The Superior Court is a statewide court of general jurisdiction and provides jury trials in civil and criminal cases. There are 11 Superior Court sites in New Hampshire, one for each county and two in Hillsborough County.

The Superior Court was established by the legislature in April 1901 when two courts were organized to take the place of the Supreme Court as it then existed.

With that change, the Supreme Court, comprised of a chief justice and four associate justices, was given jurisdiction over what until then had been called "law terms" during which questions of law brought on appeal were heard. The Superior Court was given jurisdiction over trials.

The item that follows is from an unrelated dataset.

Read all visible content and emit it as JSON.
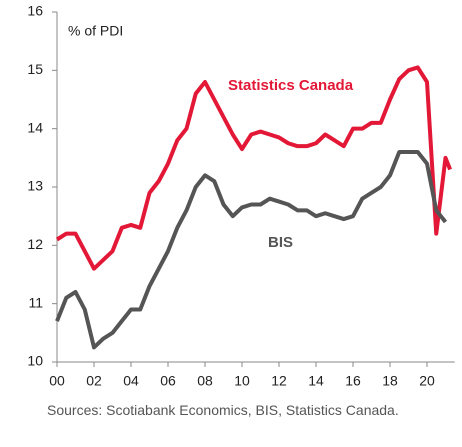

The advantage to this system was that a trial court’s ruling would be heard by a separate court of appeals of which the trial court judge was not a member.

There are now 20 fulltime judges serving on the Superior Court throughout the state. Under the State constitution, the Governor, with approval of a majority of the Executive Council appoints judges who hold office until they attain the age of 70.

The Superior Court hears the following types of cases: 

  • Negligence, contracts, real property rights and other civil matters with a minimum claim of $1,500 in damages in which either party requests a trial by jury. The Superior Court has exclusive jurisdiction over cases in which the damage claims exceed $25,000.
  • Felonies (major crimes such as drugs, burglary, theft and aggravated felonious sexual assault).
  • Misdemeanor appeals from the Circuit Court District Division.

The Superior Court also has exclusive jurisdiction over petitions for injunctive relief, in which parties seek a court order to block action, appeals from zoning and planning board decisions, disputes over title to real estate and petitions to enforce contracts.